C’è qualcosa di nuovo oggi, nell’aria…

Visto il clima piuttosto idilliaco scaturito dalla trasferta europea di Bush, in occasione della quale pare che la sinistra italiana abbia perduto i propri idoli degli ultimi due anni, Chirac e Schroeder, che hanno entrambi deciso di prendere atto che George W. sarà, volenti o nolenti, interlocutore dell’Europa per i prossimi quattro anni, ecco che la vulcanica mente del professor Prodi ha partorito un nuovo evento di drammatizzazione mediatica, una nuova “emergenza democratica”: l’informazione Rai. “C’è qualcosa di nuovo oggi nell’aria, anzi d’antico”…Prodi chiama a raccolta (o a conclave, secondo i suoi abituali metodi curiali di elaborazione propagandistica) tutti gli esponenti del centrosinistra nella Commissione parlamentare di vigilanza sulla Rai. Ascolta pensoso, scuote la testa, e alfin sentenzia: “La parzialità, e talvolta persino la faziosità, della nostra informazione televisiva, e purtroppo anche di quella affidata al servizio pubblico, sono sotto gli occhi di tutto il Paese. È un problema per l’Italia, è un problema per la nostra democrazia, è un problema per l’effettività stessa dei diritti fondamentali garantiti dalla nostra Costituzione”. La situazione del cda Rai è risaputa: dopo le polemiche (e ampiamente scontate e preavvisate) dimissioni di Lucia Annunziata, la “presidente di garanzia”, il consiglio della Rai risulterebbe al momento composto solo da sgherri prezzolati dalla Casa delle Libertà. Noi vorremmo sommessamente affermare che a nostro giudizio in questo momento nel consiglio Rai siedono persone designate dai presidenti dei due rami del parlamento, e che se è vero che i designatori sono entrambi espressione dell’attuale maggioranza, è altresì vero che facciamo fatica ad identificarli, soprattutto Casini, in ultrà berlusconiani. Il problema è che l’incultura liberaldemocratica, di cui entrambi gli schieramenti politici quotidianamente si nutrono, porta a scegliere il manuale Cencelli come unica, vera pratica democratica.

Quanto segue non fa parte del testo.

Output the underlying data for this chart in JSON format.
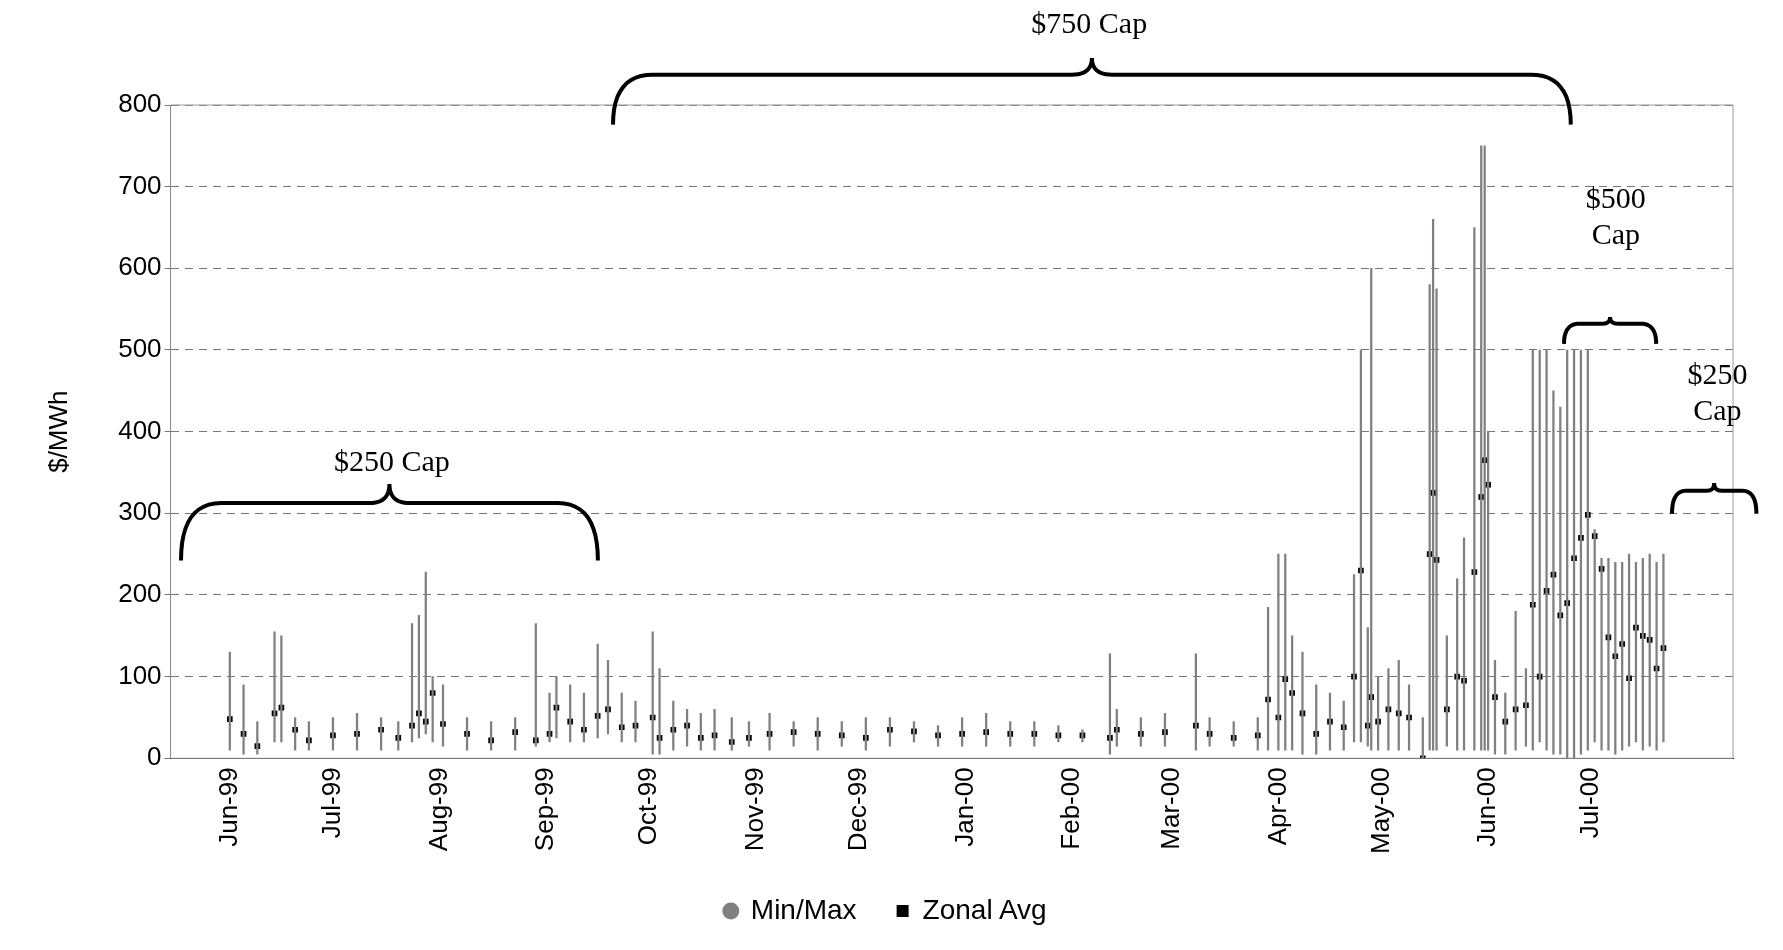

Secondo la sinistra, poi, pluralismo equivale ad avere in consiglio d’amministrazione Rai personaggi che debbono avere un rigoroso pedigree di appartenenza ideologica “senza se e senza ma”, ad esempio una presidente “di garanzia” che apparve, trionfante, sul palco ulivista la sera della vittoria alle politiche del 1996, e che occorra realizzare delle “isole di purezza ideologica” da preservare ed estendere, leggasi Tg3 e Rai News 24, la cui indecente unidirezionalità è ben emersa in occasione della diretta della manifestazione per chiedere la liberazione di Giuliana Sgrena, ma che straripa in ogni rubrica di approfondimento ed “analisi” (rigorosamente marxista), soprattutto di politica internazionale. Non esiste spazio, in questa Rai, per schemi realmente innovativi ed alternativi del modo di fare informazione. La sinistra continua ad usare come una clava i cosiddetti “approfondimenti”, quelli dove usualmente si svolgono processi mediatici senza contraddittorio, o con par condicio (quella vera e dialettica) gravemente menomata, vedasi tecnica delle interruzioni continue del buon Floris a Ballarò, a danno sistematico di esponenti della maggioranza.

Il punto vero è che la Rai attuale è ancora plasmata secondo la vecchia tripartizione Dc-Pci-Psi, e in tutti questi anni poco o nulla è stato fatto per introdurre una reale specializzazione tematica delle tre reti, e dove questa specializzazione è stata creata, come il sopracitato esempio di Rai News 24, si è assistito ad una vera e propria occupazione militare della struttura da parte dell’abituale fazione. Ovvio che i partiti, tutti i partiti senza distinzione alcuna, non vogliano privarsi degli abituali veicoli di propaganda, magari barattandoli a favore di qualche trasmissione o produzione di elevato spessore culturale ma, ahimé, di scarsa audience. Per Beppe Giulietti, il pasdaran della democrazia mediatica ed animatore di quel grumo di faziosità a senso unico noto come Associazione Articolo 21, pluralismo vuol dire che a faziosità deve corrispondere altrettanta faziosità, e che il concetto di “servizio pubblico” equivalga ai programmi di Santoro, altrimenti la democrazia è in pericolo. Nessuna meraviglia che Prodi, che resta in fondo un democristianone manovriero, abbia colto la palla al balzo per ricompattare la sua coalizione come un solo uomo. Noi restiamo della nostra opinione: Berlusconi controlla i contenitori, la sinistra i contenuti. Chi vince?